Poca­hon­tas, deve­nue Rebec­ca aux pieds entra­vés par des sou­liers, n’a plus qu’à se cou­vrir le visage de cendres. « Tu es par­ti en empor­tant ma vie. Tu as tué le Dieu en moi. » Elle épou­se­ra Rolfe, un pro­tes­tant ascé­tique mais aimant. Grâce à lui, elle aura une audience auprès du roi James, une scène pro­di­gieuse qui est un des points d’orgue du film.

Les deux anciens amants se retrouvent peu après dans un parc aux ave­nues rec­ti­lignes, à la demande de la prin­cesse indienne. Smith est arri­vé bride abat­tue, Poca­hon­tas est trem­blante. « As-tu enfin décou­vert tes Indes, John ? Tu dois le faire. » « J’ai peut-être navi­gué au-delà », répond Smith avec le sou­rire navré d’un gamin pris en faute. « J’ai cru que c’é­tait un rêve, ce que l’on a vécu dans la forêt. Voi­là la seule véri­té. J’ai l’im­pres­sion de te par­ler pour la pre­mière fois. » Poca­hon­tas lui fait une révé­rence, tourne le dos et s’en va.

Un enfant né des deux mondes joue dans le parc anglais tapis­sé de feuilles fauves. Sa mère va mou­rir et repo­ser sur les terres du roi James et son père, plan­teur de tabac en Vir­gi­nie, va lui faire retra­ver­ser l’Atlantique.

La der­nière image nous montre des arbres voi­lant le soleil, fil­més en contre­plon­gée, figure de l’in­di­cible (la mort, l’ex­tase…) dans tous les films de Ter­rence Malick. Puis la camé­ra rejoint les cartes et pour­suit le voyage à l’in­té­rieur des terres, remonte les rivières, tra­verse des lacs et des plaines, fran­chit les Rocheuses. Dans le coin supé­rieur gauche, le grand Océan appa­rait. La tra­ver­sée du film est achevée.

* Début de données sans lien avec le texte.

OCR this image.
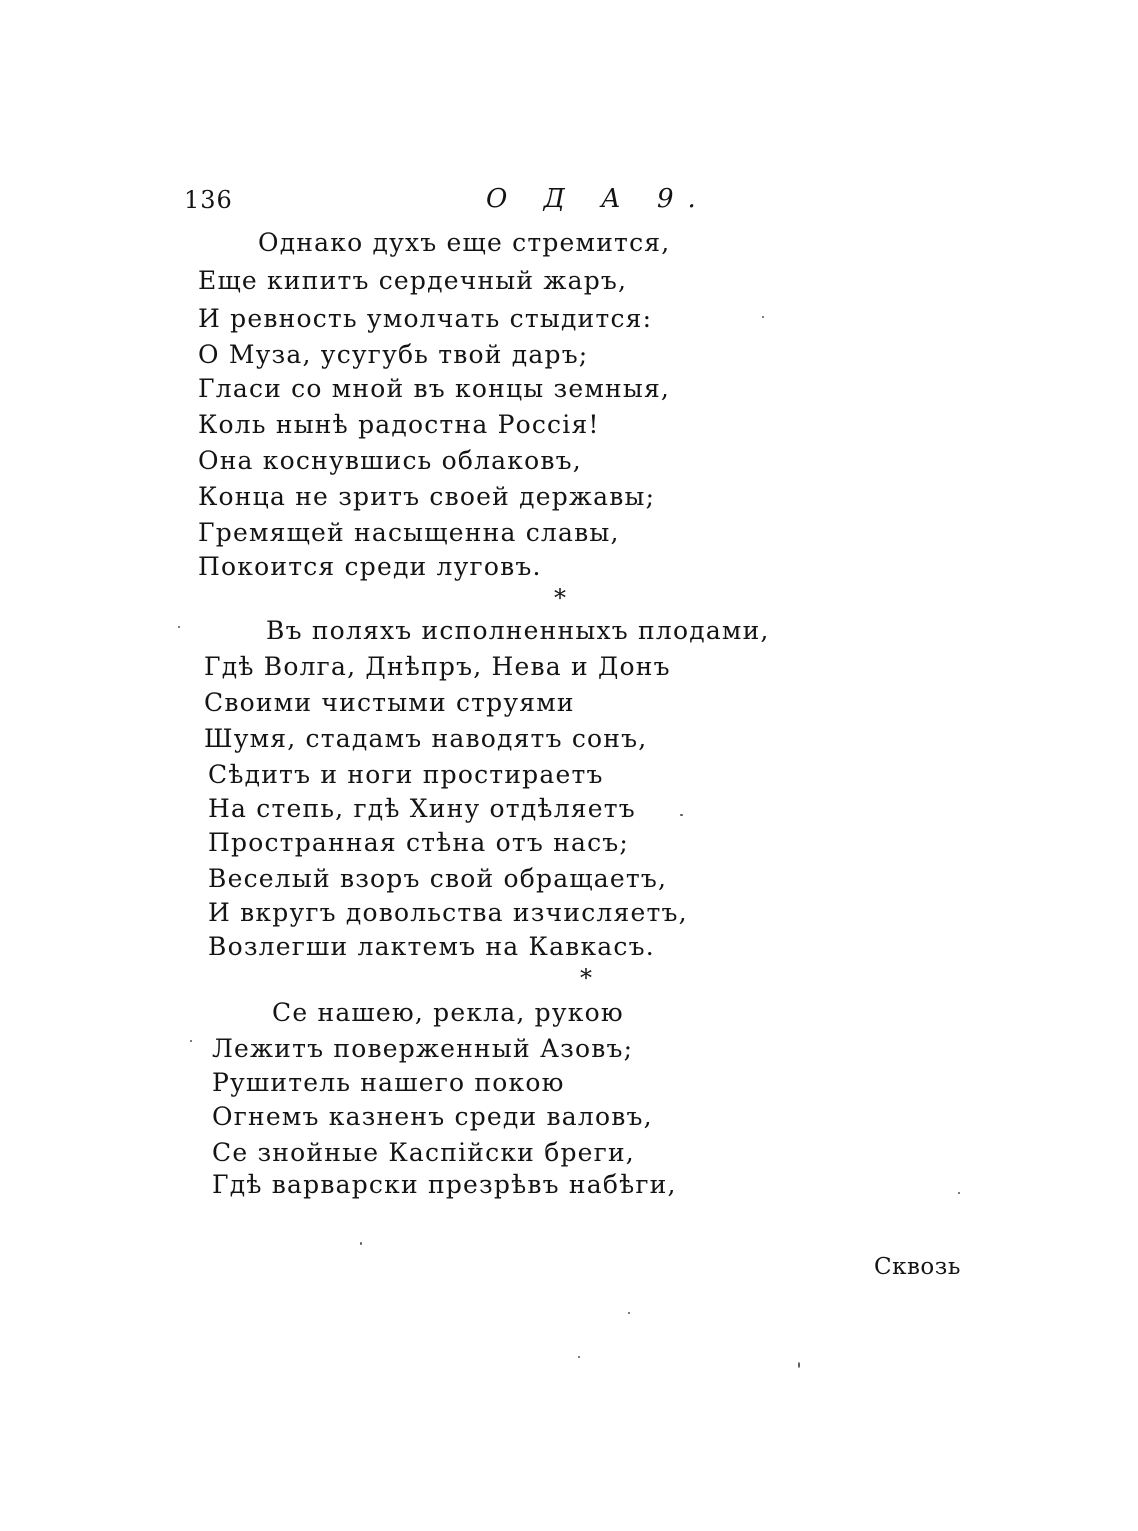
136	О Д А 9.
Однако духъ еще стремится,
Еще кипитъ сердечный жаръ,
И ревность умолчать стыдится:
О Муза, усугубь твой даръ;
Гласи со мной въ концы земныя,
Коль нынѣ радостна Россія!
Она коснувшись облаковъ,
Конца не зритъ своей державы;
Гремящей насыщенна славы,
Покоится среди луговъ.
*
Въ поляхъ исполненныхъ плодами,
Гдѣ Волга, Днѣпръ, Нева и Донъ
Своими чистыми струями
Шумя, стадамъ наводятъ сонъ,
Сѣдитъ и ноги простираетъ
На степь, гдѣ Хину отдѣляетъ
Пространная стѣна отъ насъ;
Веселый взоръ свой обращаетъ,
И вкругъ довольства изчисляетъ,
Возлегши лактемъ на Кавкасъ.
*
Се нашею, рекла, рукою
Лежитъ поверженный Азовъ;
Рушитель нашего покою
Огнемъ казненъ среди валовъ,
Се знойные Каспійски бреги,
Гдѣ варварски презрѣвъ набѣги,
Сквозь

Amund­sen ne fran­chi­ra labo­rieu­se­ment le pas­sage du Nord-Ouest4 qu’en 1906. La ban­quise mor­ce­lée encom­brait le dédale de che­naux, encore plus redou­tables que ceux du détroit de Magel­lan. En cette fin d’é­té 2007, selon le minis­tère cana­dien de l’En­vi­ron­ne­ment, il est pos­sible de tra­ver­ser le Nor­th­west Pas­sage sans voir un ice­berg. La glace s’é­va­nouit, les convoi­tises s’ai­guisent et les Inuits s’en­foncent dans le permafrost.

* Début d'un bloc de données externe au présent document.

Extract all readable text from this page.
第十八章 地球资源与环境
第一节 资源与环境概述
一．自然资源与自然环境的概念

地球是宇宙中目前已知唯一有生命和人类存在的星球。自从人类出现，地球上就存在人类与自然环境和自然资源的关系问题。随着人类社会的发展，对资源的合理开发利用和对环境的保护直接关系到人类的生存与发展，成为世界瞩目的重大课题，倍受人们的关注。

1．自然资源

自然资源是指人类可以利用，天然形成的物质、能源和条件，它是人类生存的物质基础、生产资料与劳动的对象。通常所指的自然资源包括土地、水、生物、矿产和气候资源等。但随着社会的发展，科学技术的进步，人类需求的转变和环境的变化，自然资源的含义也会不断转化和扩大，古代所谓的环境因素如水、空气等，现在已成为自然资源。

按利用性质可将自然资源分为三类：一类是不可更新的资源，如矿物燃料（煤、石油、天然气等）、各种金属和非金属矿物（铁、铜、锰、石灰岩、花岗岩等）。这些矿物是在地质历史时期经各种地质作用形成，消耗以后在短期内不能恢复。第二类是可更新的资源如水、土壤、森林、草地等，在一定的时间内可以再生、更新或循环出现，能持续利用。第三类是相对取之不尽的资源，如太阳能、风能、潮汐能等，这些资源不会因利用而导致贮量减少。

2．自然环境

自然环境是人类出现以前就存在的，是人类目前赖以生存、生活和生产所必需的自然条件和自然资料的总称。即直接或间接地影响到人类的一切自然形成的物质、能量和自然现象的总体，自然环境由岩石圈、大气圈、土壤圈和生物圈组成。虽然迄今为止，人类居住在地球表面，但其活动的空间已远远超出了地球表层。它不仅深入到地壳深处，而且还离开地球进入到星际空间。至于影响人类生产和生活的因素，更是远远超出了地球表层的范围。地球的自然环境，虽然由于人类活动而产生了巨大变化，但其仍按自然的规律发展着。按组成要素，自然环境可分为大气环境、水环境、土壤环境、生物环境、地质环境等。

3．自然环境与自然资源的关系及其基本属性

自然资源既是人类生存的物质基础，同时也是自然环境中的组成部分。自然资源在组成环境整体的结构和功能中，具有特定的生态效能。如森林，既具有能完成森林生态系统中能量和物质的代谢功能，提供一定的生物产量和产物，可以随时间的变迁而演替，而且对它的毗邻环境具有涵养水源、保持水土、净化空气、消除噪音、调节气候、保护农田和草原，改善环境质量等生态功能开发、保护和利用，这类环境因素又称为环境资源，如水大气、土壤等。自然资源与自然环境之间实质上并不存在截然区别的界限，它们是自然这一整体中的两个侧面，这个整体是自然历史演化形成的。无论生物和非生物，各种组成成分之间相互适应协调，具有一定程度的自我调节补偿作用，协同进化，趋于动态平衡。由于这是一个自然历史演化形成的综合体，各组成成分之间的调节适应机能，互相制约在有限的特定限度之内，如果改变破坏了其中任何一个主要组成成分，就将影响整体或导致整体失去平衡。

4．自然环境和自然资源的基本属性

  1. Le pays de la racine du jour », en chinois.
  2. Appel­la­tion don­née par Mar­co Polo à l’A­sie du Nord-Est. De Khi­tan, nom chi­nois d’une peu­plade qui vivait en Chine du Nord à l’é­poque des Polo. En russe, Chine se dit tou­jours « Kitaï ».>
  3. Jeune Amé­rin­dienne « ayant réel­le­ment exis­té ». Fille du chef Powa­than qui a sau­vé le capi­taine Smith de la mort. Sa vie roman­cée a fait l’ob­jet de nom­breuses ver­sions. Après avoir épou­sé John Rolfe, elle est morte en 1617 sous le nom de Rebec­ca Rolfe. Leur fils, Tho­mas Rolfe, serait l’an­cêtre d’E­dith Wil­son, la femme du pré­sident Woo­drow Wilson.
  4. Il avait été pré­cé­dé par une héroïne de Jules Verne, Pau­li­na Bar­nett, qui, par­tie de l’embouchure de la rivière Cop­per­mine, tra­ver­se­ra le détroit de Beh­ring en 1860 sur un ice­berg (dans Le pays des four­rures). Un roman envi­ron­ne­men­ta­liste et fémi­niste de Verne, assez inté­res­sant que pour être mentionné.